Así que me dije, ¿por qué no?, es un sprint, para soltar piernas después del half de Bilbao...puede venir bien, ya que no voy a competirlo sino que iré todo el rato con mi apadrinado.

Así que allí nos juntamos unos cuantos triatletas veteranos y otros novatos. Mi ahijado era Pelayo, un chico que había empezado en Trimad hace tiempo, pero que lo dejó por motivos laborales y no sé si llego a debutar en tri, así que era como si debutara.

El agua estaba extraordinaria, nada que ver con el finde anterior en Bilbao.

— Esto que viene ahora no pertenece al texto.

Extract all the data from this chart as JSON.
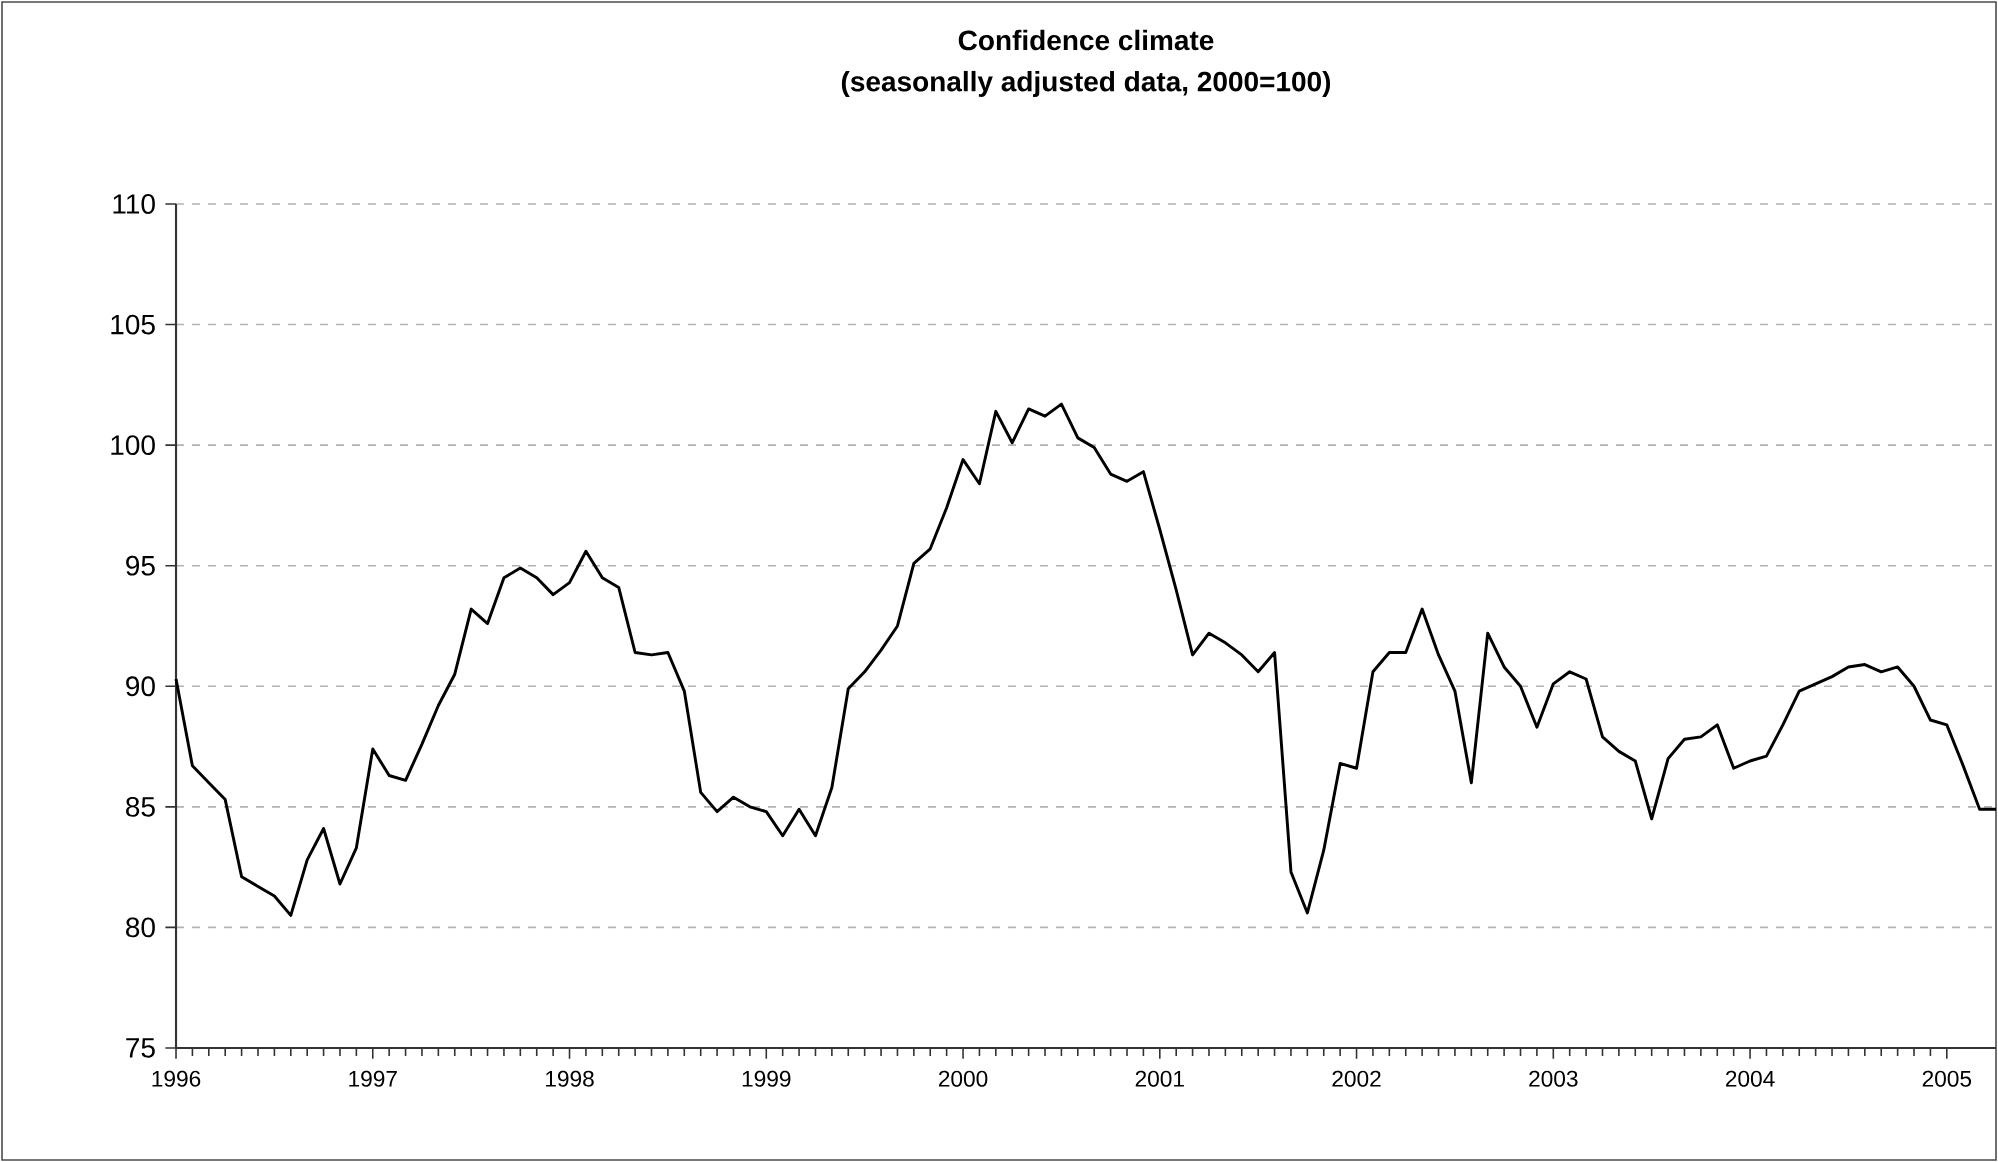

Los casi 25 grados que marcaba el Lago de la Cdc hicieron que el neopreno estuviera prohibido, pero al ser un sprint, no me lo habría puesto.

Padrinos y ahijados listos para empezar!
Con mi ahijado, Pelayo
Cara de concentración

Tras los últimos consejos a Pelayo, nos lanzamos al agua, yo fui nadando todo el rato con él, porque para los que debutan en triatlón, incluso para algún nadador experto, la natación es el sector más agobiante. Iba parando, mirando a Pelayo, sin prisa...me sorprendí porque hacía pie...pero tampoco quise pisar mucho, quién sabe los secretos que aguarda el fondo del lago de la Casa de Campo jajaja.

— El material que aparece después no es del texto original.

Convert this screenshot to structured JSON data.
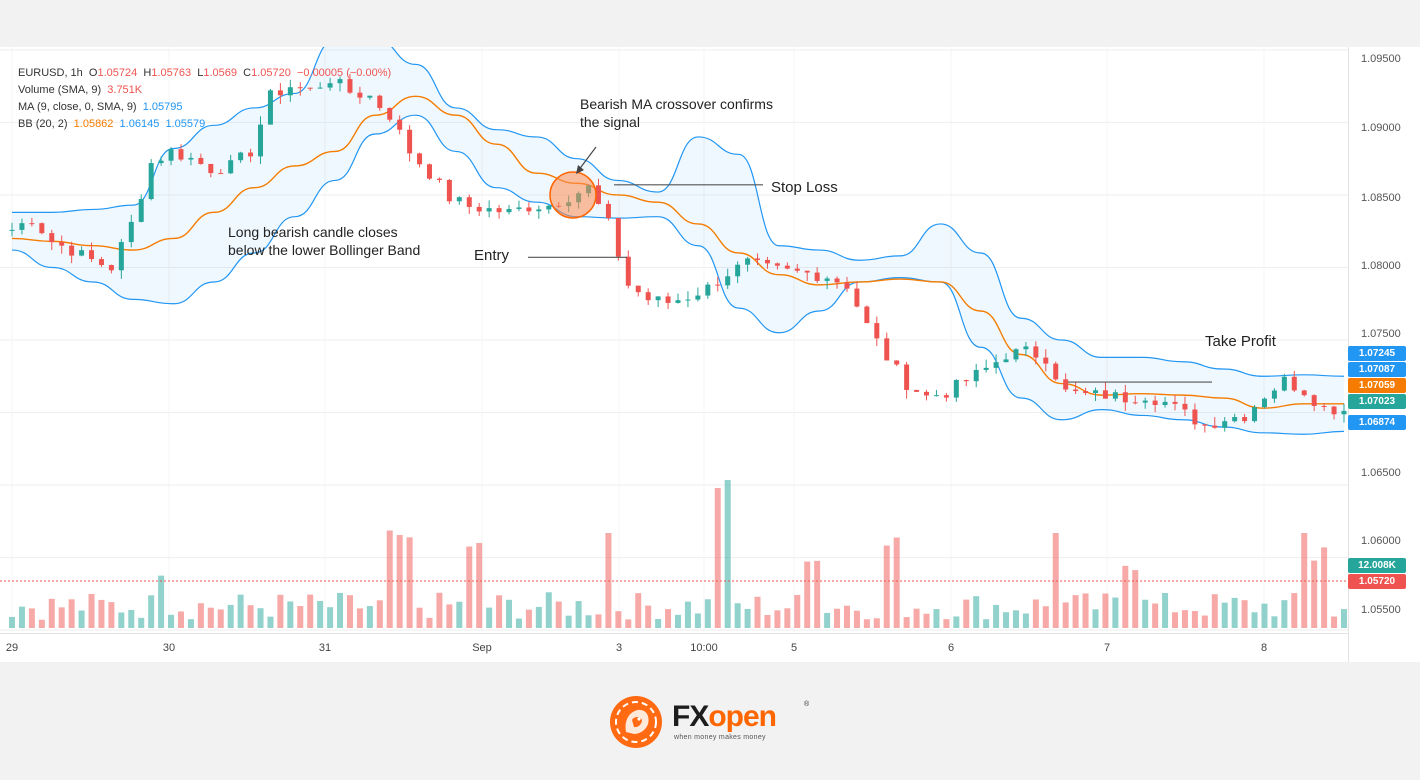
{
  "legend": {
    "row1": {
      "symbol": "EURUSD, 1h",
      "o_label": "O",
      "o": "1.05724",
      "h_label": "H",
      "h": "1.05763",
      "l_label": "L",
      "l": "1.0569",
      "c_label": "C",
      "c": "1.05720",
      "chg": "−0.00005 (−0.00%)"
    },
    "row2": {
      "label": "Volume (SMA, 9)",
      "value": "3.751K"
    },
    "row3": {
      "label": "MA (9, close, 0, SMA, 9)",
      "value": "1.05795"
    },
    "row4": {
      "label": "BB (20, 2)",
      "v1": "1.05862",
      "v2": "1.06145",
      "v3": "1.05579"
    }
  },
  "annotations": {
    "crossover": [
      "Bearish MA crossover confirms",
      "the signal"
    ],
    "stop_loss": "Stop Loss",
    "bearish_candle": [
      "Long bearish candle closes",
      "below the lower Bollinger Band"
    ],
    "entry": "Entry",
    "take_profit": "Take Profit"
  },
  "price_axis": [
    "1.09500",
    "1.09000",
    "1.08500",
    "1.08000",
    "1.07500",
    "1.06500",
    "1.06000",
    "1.05500"
  ],
  "price_tags": [
    {
      "text": "1.07245",
      "color": "#2196f3"
    },
    {
      "text": "1.07087",
      "color": "#2196f3"
    },
    {
      "text": "1.07059",
      "color": "#f57c00"
    },
    {
      "text": "1.07023",
      "color": "#26a69a"
    },
    {
      "text": "1.06874",
      "color": "#2196f3"
    },
    {
      "text": "12.008K",
      "color": "#26a69a"
    },
    {
      "text": "1.05720",
      "color": "#ef5350"
    }
  ],
  "time_axis": [
    "29",
    "30",
    "31",
    "Sep",
    "3",
    "10:00",
    "5",
    "6",
    "7",
    "8"
  ],
  "brand": {
    "name_part1": "FX",
    "name_part2": "open",
    "tagline": "when money makes money",
    "reg": "®"
  },
  "colors": {
    "up": "#26a69a",
    "down": "#ef5350",
    "bb": "#2196f3",
    "ma": "#f57c00"
  },
  "chart_data": {
    "type": "candlestick",
    "symbol": "EURUSD",
    "interval": "1h",
    "ylim": [
      1.0548,
      1.0952
    ],
    "x": [
      "29",
      "30",
      "31",
      "Sep",
      "3",
      "10:00",
      "5",
      "6",
      "7",
      "8"
    ],
    "price_path": [
      [
        0,
        1.0826
      ],
      [
        2,
        1.0834
      ],
      [
        4,
        1.0818
      ],
      [
        6,
        1.0812
      ],
      [
        8,
        1.0805
      ],
      [
        10,
        1.08
      ],
      [
        12,
        1.083
      ],
      [
        14,
        1.0872
      ],
      [
        16,
        1.088
      ],
      [
        18,
        1.0875
      ],
      [
        20,
        1.0868
      ],
      [
        22,
        1.087
      ],
      [
        24,
        1.088
      ],
      [
        26,
        1.0918
      ],
      [
        28,
        1.0925
      ],
      [
        30,
        1.0922
      ],
      [
        32,
        1.093
      ],
      [
        34,
        1.0921
      ],
      [
        36,
        1.0918
      ],
      [
        38,
        1.0905
      ],
      [
        40,
        1.088
      ],
      [
        42,
        1.0865
      ],
      [
        44,
        1.0848
      ],
      [
        46,
        1.0842
      ],
      [
        48,
        1.084
      ],
      [
        50,
        1.0838
      ],
      [
        52,
        1.0842
      ],
      [
        54,
        1.0843
      ],
      [
        56,
        1.0849
      ],
      [
        58,
        1.0855
      ],
      [
        60,
        1.083
      ],
      [
        62,
        1.0788
      ],
      [
        64,
        1.0778
      ],
      [
        66,
        1.0776
      ],
      [
        68,
        1.078
      ],
      [
        70,
        1.0786
      ],
      [
        72,
        1.0796
      ],
      [
        74,
        1.0803
      ],
      [
        76,
        1.0799
      ],
      [
        78,
        1.0797
      ],
      [
        80,
        1.0796
      ],
      [
        82,
        1.0794
      ],
      [
        84,
        1.0788
      ],
      [
        86,
        1.076
      ],
      [
        88,
        1.0738
      ],
      [
        90,
        1.072
      ],
      [
        92,
        1.0711
      ],
      [
        94,
        1.0714
      ],
      [
        96,
        1.0722
      ],
      [
        98,
        1.073
      ],
      [
        100,
        1.074
      ],
      [
        102,
        1.0742
      ],
      [
        104,
        1.0738
      ],
      [
        106,
        1.0714
      ],
      [
        108,
        1.0712
      ],
      [
        110,
        1.0712
      ],
      [
        112,
        1.071
      ],
      [
        114,
        1.0712
      ],
      [
        116,
        1.0707
      ],
      [
        118,
        1.0699
      ],
      [
        120,
        1.0691
      ],
      [
        122,
        1.0696
      ],
      [
        124,
        1.0698
      ],
      [
        126,
        1.0712
      ],
      [
        128,
        1.0722
      ],
      [
        130,
        1.0715
      ],
      [
        132,
        1.0703
      ],
      [
        134,
        1.0702
      ]
    ],
    "bollinger": {
      "upper": [
        1.0838,
        1.0838,
        1.084,
        1.0843,
        1.0882,
        1.0898,
        1.091,
        1.092,
        1.0957,
        1.0958,
        1.094,
        1.091,
        1.0895,
        1.089,
        1.0875,
        1.086,
        1.0852,
        1.089,
        1.0878,
        1.0815,
        1.0812,
        1.0805,
        1.0808,
        1.083,
        1.081,
        1.0765,
        1.075,
        1.0738,
        1.0738,
        1.0735,
        1.073,
        1.0725,
        1.0726,
        1.0725
      ],
      "lower": [
        1.0812,
        1.08,
        1.079,
        1.0778,
        1.0775,
        1.079,
        1.081,
        1.0835,
        1.086,
        1.0892,
        1.0905,
        1.088,
        1.0855,
        1.0845,
        1.0835,
        1.0834,
        1.0835,
        1.0815,
        1.0772,
        1.0755,
        1.077,
        1.079,
        1.0793,
        1.079,
        1.0745,
        1.071,
        1.0695,
        1.0702,
        1.0698,
        1.0695,
        1.069,
        1.0686,
        1.0685,
        1.0687
      ]
    },
    "moving_average": [
      1.082,
      1.0818,
      1.0815,
      1.0812,
      1.082,
      1.0838,
      1.0855,
      1.087,
      1.088,
      1.0905,
      1.0918,
      1.0905,
      1.0885,
      1.0865,
      1.0858,
      1.085,
      1.0845,
      1.083,
      1.081,
      1.0795,
      1.0788,
      1.079,
      1.0792,
      1.079,
      1.077,
      1.074,
      1.072,
      1.0712,
      1.0713,
      1.0712,
      1.071,
      1.0703,
      1.0706,
      1.0706
    ],
    "volume": {
      "last": "12.008K",
      "sma": "3.751K"
    },
    "markers": {
      "stop_loss": 1.0857,
      "entry": 1.0807,
      "take_profit": 1.0721,
      "last_close": 1.0572
    }
  }
}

En la última boya le dije a Pelayo que me adelantaba y le esperaba en la salida, y la verdad es que hice unos 200 metros bastante rápidos. A la salida del lago, muchos compis de Trimad me decían que corriera, que por qué iba andando...yo creo que no sabían que estaba esperando a Pelayo jejeje.

Nadando a la par con Pelayo

Salimos en la bici y pusimos un buen ritmo, pasando a mucha gente, con una buena subida a Garabitas....comenzamos la segunda vuelta...seguimos con buen ritmo....coronamos Garabitas...bajamos el primer tramo antes de la pequeña subida hasta el cruce del Teleférico...yo iba un poco adelantado y de repente oigo...."ostia ostia" y un golpe....miro para atrás esperando que no sea Pelayo...era él....


Un "pro" (modo ironía on) que luchaba por quedar el 300 en vez del 310...pasó por su izquierda sin avisarle...le metió el manillar y lo tiró....pero lo peor no fue eso, que estás en una competición y puede pasar...lo peor fue que no se paró. Lástima que no me quedé con el dorsal del que había sido, me habría ido a por él al final.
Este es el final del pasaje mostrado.